Une autre fibre mnésique me mène encore plus loin, sans que je puisse me rendre compte jusqu’où, sans que je puisse comprendre, pour l’instant, comment elle s’allie avec la première, comment elle la croise, l’attire et la repousse alternativement, comme les pôles d’un aimant. À Voïla, grâce à Traian j’avais donc appris que mon corps d’enfant, et peut-être encore auparavant, avait été soumis, dans une clinique souterraine, à une manipulation dont je ne gardais aucun souvenir mais dont mes rêves futurs, avec toute leur imagerie effrayante, rendraient compte. J’ose lier mes cauchemars et les visiteurs, et les phénomènes épileptoïdes qui les accompagnent, ou peut-être le génèrent, au trajet hôpital – Policlinique – Voïla, sans avoir la prétention de former ne serait-ce qu’un des coins de l’immense puzzle. En revanche, j’espère assembler les pièces de ce coin-là grâce à ce que j’ai récemment appris au sujet du dompteur de rêves, Nicolae Vaschide – mais je n’en parlerai pas maintenant.

Et puis il y a la surface de ma vie, le trajet entre la maison et l’école, la certitude face aux barreaux derrière lesquels s’élève le grondement sourd de la bête. Et puis la banalité de mon univers et de mon être qui trouvent leur origine dans la gifle originelle : la soirée du cénacle durant laquelle mon poème La Chute a été déchu.
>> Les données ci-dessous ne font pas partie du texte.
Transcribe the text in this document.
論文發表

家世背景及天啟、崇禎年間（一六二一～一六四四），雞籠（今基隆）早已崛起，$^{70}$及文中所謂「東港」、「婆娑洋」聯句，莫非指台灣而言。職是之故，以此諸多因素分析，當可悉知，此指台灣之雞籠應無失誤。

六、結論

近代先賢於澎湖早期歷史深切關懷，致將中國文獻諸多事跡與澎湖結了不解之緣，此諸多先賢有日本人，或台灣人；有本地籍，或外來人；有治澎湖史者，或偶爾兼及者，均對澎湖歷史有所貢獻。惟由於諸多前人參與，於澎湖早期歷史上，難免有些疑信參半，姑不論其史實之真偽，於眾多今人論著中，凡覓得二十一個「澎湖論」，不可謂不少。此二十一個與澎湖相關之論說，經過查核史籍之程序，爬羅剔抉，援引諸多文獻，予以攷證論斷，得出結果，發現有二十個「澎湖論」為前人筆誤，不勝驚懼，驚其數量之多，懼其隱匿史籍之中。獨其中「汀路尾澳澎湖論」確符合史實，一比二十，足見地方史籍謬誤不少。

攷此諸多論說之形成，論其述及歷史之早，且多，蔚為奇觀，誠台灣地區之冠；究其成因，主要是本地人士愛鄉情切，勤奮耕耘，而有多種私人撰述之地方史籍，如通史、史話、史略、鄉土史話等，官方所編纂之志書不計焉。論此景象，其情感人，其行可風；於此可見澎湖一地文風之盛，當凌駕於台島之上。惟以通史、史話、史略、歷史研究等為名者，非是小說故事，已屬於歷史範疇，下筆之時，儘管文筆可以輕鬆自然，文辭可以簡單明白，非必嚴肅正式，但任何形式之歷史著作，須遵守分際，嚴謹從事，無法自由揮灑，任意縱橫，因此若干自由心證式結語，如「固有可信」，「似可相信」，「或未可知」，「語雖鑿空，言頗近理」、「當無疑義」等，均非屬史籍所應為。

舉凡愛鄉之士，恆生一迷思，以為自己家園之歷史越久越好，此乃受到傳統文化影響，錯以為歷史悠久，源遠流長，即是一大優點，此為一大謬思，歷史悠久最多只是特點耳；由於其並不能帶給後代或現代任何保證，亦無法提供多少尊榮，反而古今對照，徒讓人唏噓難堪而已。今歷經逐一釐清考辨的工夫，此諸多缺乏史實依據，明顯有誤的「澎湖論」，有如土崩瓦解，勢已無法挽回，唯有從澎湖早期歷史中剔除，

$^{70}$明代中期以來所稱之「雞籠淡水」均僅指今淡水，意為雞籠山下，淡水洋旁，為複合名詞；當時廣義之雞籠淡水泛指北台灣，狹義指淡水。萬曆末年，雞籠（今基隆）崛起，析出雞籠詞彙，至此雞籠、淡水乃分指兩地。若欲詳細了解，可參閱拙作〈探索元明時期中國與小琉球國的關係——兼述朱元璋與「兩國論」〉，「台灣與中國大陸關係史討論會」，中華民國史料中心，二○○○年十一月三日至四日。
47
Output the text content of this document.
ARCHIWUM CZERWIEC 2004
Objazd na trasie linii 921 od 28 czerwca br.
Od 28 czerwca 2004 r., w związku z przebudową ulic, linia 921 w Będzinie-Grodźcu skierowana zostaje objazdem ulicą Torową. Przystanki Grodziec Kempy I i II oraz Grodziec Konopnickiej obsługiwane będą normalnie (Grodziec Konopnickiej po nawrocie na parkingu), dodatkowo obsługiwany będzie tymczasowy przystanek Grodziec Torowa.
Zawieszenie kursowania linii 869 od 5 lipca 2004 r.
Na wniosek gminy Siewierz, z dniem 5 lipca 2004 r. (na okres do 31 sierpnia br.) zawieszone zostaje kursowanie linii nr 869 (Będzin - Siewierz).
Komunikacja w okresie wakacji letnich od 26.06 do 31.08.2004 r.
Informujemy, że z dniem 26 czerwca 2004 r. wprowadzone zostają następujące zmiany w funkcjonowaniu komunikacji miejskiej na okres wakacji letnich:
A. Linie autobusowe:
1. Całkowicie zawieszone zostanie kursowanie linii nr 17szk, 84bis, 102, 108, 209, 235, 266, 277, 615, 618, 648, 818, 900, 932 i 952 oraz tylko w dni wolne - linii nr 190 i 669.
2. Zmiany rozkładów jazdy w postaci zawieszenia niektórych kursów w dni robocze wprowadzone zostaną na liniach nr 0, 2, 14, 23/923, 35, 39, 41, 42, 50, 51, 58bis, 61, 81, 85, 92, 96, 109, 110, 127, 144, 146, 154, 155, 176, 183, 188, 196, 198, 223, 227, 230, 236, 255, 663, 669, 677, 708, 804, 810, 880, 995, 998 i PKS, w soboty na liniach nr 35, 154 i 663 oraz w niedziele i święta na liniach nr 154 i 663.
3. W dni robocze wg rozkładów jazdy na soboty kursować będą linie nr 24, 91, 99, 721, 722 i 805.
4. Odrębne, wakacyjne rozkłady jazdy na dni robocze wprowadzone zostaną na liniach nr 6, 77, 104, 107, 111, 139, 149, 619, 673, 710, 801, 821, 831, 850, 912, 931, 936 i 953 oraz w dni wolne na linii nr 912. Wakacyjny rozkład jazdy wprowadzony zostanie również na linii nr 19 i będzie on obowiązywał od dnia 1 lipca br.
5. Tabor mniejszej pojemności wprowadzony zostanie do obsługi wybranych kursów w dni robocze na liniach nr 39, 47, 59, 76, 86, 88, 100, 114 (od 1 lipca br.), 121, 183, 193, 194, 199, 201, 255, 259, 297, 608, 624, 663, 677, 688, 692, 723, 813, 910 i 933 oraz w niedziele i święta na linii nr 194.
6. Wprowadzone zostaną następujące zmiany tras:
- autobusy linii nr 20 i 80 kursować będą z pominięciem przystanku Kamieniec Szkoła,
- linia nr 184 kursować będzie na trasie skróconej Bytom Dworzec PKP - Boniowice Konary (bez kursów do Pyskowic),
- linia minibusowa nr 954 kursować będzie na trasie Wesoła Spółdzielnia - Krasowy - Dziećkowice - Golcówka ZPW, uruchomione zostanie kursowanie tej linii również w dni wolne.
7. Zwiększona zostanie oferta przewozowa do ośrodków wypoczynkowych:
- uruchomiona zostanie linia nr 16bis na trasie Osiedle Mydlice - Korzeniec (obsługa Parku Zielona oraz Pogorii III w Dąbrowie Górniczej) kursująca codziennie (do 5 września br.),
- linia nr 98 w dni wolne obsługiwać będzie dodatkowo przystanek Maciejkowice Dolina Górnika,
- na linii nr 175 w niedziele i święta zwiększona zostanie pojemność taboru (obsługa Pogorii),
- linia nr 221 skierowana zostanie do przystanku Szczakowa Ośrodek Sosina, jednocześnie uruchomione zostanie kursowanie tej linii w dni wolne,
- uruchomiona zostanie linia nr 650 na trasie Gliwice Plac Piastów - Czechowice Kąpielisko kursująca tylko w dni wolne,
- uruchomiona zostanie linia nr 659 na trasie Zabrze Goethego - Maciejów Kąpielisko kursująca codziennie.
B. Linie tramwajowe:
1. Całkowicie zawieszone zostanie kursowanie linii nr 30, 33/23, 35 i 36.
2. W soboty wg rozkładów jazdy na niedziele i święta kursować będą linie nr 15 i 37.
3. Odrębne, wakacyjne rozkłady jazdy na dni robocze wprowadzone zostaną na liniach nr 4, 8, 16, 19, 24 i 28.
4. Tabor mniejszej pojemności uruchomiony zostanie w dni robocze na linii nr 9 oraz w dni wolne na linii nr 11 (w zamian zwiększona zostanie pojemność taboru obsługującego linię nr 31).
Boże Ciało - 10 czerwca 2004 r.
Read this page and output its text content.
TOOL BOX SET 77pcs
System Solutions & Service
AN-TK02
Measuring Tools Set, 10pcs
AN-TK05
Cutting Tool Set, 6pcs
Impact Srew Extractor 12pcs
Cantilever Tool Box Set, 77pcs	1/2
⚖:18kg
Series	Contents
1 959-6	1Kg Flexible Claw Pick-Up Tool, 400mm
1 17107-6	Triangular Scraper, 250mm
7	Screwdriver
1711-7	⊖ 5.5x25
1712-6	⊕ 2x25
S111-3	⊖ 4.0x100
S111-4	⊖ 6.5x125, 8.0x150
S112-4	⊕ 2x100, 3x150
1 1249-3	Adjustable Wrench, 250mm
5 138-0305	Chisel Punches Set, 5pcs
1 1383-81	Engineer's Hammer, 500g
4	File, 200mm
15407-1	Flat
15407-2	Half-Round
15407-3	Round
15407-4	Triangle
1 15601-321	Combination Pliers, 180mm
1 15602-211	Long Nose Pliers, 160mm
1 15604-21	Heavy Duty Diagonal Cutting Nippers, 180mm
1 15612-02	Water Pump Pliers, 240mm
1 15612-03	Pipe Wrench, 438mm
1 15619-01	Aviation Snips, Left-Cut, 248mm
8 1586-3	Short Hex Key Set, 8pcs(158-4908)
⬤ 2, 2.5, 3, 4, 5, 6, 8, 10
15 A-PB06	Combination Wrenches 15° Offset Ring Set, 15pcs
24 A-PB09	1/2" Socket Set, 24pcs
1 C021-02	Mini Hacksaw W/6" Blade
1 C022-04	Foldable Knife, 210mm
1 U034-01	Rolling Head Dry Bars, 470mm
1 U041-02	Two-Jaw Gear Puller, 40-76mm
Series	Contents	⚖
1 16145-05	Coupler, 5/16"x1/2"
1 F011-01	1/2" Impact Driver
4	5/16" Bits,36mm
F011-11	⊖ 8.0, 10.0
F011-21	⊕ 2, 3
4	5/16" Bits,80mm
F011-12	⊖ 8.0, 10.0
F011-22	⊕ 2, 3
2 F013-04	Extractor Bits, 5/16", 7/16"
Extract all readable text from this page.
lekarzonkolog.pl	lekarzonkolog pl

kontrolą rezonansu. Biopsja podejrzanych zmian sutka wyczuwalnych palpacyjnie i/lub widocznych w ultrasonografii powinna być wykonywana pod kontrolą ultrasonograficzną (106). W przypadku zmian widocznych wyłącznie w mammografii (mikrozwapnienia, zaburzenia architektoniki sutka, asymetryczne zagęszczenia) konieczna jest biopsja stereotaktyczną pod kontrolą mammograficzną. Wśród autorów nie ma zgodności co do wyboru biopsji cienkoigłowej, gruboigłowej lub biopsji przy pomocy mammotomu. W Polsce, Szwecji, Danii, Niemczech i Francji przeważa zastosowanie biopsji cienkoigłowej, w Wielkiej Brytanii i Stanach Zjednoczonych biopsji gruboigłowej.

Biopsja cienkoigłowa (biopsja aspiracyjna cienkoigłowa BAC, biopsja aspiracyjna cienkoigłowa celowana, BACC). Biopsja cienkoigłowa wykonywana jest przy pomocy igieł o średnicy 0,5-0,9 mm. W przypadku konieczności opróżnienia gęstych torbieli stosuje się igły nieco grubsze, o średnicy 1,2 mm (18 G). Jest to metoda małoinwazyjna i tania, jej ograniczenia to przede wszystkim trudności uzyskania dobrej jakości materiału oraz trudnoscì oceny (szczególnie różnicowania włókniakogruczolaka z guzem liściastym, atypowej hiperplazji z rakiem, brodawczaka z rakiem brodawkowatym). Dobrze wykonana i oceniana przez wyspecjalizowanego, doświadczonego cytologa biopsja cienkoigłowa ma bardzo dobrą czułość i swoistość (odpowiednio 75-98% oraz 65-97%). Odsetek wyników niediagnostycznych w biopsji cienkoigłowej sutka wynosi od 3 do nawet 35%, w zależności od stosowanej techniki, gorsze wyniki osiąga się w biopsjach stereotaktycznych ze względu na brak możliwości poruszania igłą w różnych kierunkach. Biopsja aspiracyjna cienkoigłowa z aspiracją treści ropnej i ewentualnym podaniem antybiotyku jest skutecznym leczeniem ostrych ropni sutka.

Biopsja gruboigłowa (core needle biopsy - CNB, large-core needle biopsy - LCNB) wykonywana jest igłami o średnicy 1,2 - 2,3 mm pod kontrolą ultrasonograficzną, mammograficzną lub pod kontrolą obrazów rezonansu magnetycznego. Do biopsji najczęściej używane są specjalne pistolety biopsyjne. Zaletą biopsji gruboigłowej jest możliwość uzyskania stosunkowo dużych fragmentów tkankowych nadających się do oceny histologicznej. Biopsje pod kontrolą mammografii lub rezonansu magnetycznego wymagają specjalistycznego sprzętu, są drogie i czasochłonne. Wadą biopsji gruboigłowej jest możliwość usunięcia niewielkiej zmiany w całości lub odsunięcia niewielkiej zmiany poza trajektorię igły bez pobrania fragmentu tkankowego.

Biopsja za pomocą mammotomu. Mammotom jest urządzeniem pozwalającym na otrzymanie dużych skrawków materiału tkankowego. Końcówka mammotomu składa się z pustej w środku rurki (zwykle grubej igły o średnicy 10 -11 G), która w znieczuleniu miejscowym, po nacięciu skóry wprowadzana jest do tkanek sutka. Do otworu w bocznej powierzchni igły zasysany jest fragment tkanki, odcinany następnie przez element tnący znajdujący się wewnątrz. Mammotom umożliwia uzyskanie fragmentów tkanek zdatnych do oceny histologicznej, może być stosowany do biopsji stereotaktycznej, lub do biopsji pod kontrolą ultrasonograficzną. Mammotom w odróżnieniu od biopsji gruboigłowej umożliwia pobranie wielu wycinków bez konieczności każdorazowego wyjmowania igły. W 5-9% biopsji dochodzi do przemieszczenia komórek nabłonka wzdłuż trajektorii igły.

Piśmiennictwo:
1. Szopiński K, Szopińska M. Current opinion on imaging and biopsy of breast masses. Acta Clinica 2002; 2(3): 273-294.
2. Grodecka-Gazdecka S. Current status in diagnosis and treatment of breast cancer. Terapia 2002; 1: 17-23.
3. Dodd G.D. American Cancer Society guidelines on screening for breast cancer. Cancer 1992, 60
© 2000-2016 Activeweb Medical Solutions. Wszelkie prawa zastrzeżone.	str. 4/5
Le verdict sans appel du grand critique, qui m’a noyé dans le manuscrit que j’aurais écrit autrement, si j’avais été placé au-dessus de lui, avec la pointe du stylo posée sur l’écriture inversée, léonardesque et cabalistique de celui qui (voilà, en cet instant même) barbouille avec les encres qui lui coulent dans les yeux une dérisoire Chapelle Sixtine. Mon univers, depuis lors, est celui dont nous faisons tous directement l’expérience : un univers de ruines et de dictature, un univers de peur, de faim et de sottise et de froid. Mais je me suis toujours demandé, avant de me plaindre de mon destin de professeur de roumain anonyme dans la ville la plus triste de la terre : l’écrivain célèbre, dont La Chute aurait été une élévation, aurait-il eu un solénoïde encastré dans les fondations de sa maison ? Aurait-il pu léviter, avec les poches lourdes de gloire ? Aurait-il découvert, lui qui aurait passé sa vie dans les réceptions, les colloques et les tournées, les piquetistes, et si oui, aurait-il été solidaire de leurs manifestations ? Les écailles de l’adulation publique seraient-elles tombées de ses yeux pour qu’il voie Virgil se faire écraser comme un cafard de cuisine sous la semelle de la grande déesse ? Mais les écrivains voient-ils jamais quelque chose ? Leurs portes peintes sur le mur infiniment épais de notre cellule de condamnés à mort s’ouvrent-elles jamais ?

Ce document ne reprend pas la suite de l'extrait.